De 1995 queda sobre todo el recuerdo de la última movilización sindical victoriosa. O más bien una semivictoria. Si bien el gobierno de Juppé renunció a alinear las jubilaciones del sector público, hará aprobar la otra parte del plan, las medidas para recuperar el control de la seguridad social. Fracasamos sobre todo en cambiar de futuro. A pesar de las luchas en el hospital, en la escuela, en la universidad, tras 25 años de liberalismo desenfrenado, vivimos en un país de servicios públicos (escuela, universidad, hospital) desmantelados.

Todo el mundo percibe el ascenso de una exasperación sin precedentes por parte de los empleados, que ya no soportan la precariedad de los contratos o lo absurdo del trabajo. Nadie puede perder la esperanza en una juventud que en el pasado bloqueó secundarios y universidades en contra de la mercantilización de la educación, que por todas partes pelea contra los grandes proyectos inútiles y a favor del clima. Desde el Me Too en 2017, el feminismo recobró una fuerza extraordinaria. Hubo, sobre todo, tamaño desprecio de las clases populares, de aquello que denomino mi raza y que me han reprochado querer vengar... Sea cual sea el final de la lucha en curso, percibimos bien que otro viento de ira se levantará.

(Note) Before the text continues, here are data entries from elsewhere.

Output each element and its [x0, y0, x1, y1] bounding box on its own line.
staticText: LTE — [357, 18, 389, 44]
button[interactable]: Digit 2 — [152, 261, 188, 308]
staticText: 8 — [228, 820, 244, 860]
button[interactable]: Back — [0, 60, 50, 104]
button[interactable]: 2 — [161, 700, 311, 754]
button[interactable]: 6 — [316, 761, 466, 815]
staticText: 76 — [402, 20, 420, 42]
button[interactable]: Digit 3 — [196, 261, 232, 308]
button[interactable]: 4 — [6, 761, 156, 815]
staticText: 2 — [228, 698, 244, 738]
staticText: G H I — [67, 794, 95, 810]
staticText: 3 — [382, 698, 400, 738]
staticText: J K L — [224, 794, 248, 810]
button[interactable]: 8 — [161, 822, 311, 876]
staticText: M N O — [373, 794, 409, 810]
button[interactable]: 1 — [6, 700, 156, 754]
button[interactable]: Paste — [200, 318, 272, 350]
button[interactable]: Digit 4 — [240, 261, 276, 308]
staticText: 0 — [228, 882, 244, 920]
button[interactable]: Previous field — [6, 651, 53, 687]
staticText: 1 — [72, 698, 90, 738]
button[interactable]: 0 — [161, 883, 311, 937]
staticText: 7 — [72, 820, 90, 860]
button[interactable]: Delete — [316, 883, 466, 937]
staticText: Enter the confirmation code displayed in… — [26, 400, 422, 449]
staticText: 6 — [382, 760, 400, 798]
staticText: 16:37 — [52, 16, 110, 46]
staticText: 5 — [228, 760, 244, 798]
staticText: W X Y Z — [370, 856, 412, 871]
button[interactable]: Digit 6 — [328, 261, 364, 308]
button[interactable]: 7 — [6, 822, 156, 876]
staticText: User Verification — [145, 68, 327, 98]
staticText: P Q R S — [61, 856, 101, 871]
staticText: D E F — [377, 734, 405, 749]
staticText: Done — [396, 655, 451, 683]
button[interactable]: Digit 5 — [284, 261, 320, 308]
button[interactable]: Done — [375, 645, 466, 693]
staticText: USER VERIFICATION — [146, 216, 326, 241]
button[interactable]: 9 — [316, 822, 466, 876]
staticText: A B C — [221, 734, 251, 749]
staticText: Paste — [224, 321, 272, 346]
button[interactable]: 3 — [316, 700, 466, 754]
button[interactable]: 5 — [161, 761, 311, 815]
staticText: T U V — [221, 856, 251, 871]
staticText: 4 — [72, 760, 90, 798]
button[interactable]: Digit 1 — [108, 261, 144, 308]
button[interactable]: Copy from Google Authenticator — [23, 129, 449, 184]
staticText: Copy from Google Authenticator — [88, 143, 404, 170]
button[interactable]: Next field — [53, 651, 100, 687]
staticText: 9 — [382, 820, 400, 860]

De por sí, ya se hizo esta movilización extraordinaria el pasado 19 de enero. Qué alegría esa mañana prender la radio y escuchar la música ininterrumpida de los días de huelga, en lugar de las cuestiones más o menos pérfidas de los presentadores matutinos, canciones en lugar de las crónicas del desastre. Y me sentí satisfecha de noche, cuando me enteré de que dos millones de personas habían marchado en todas partes de Francia para rechazar el proyecto del gobierno.

A pesar de nuestras derrotas, incluso si el recuerdo del invierno de 1995 y de sus noches frías a veces parece atenuarse como el de un sueño lejano, estos manifestantes de enero de 2023, tan numerosos que les costaba retirarse de la Plaza de la República, me hicieron pensar, una vez más, en los versos de [Paul] Éluard: “no eran más que algunos / en toda la tierra / cada uno se creía solo / y de pronto fueron multitud”. Quisiera agradecerles por ello. No agachemos más la cabeza.

Annie Ernaux, escritora, premio Nobel de Literatura. Este texto proviene de una entrevista. Fue revisado y corregido por la autora. Traducción: Micaela Houston.


  1. N. de la R.: Se conoció como “le petit oui”, el pequeño sí: 51,05 por ciento contra 48,95 por ciento. 

  2. Pierre Bourdieu, Contre-feux, Raisons d’agir, París, 1998. Véase también, en la misma editorial, Frédéric Lebaron, Dominique Marchetti, Julien Duval, Christophe Gaubert y Fabienne Pavis, Le “Décembre” des intellectuels français, 1998. 

  3. N. de la R.: Pour lire pas lu [Para leer lo no leído], PLPL, “El diario que muerde y huye”, era un diario de crítica de los medios de comunicación creado en junio del 2000, y que se convertiría en Le Plan B en 2006.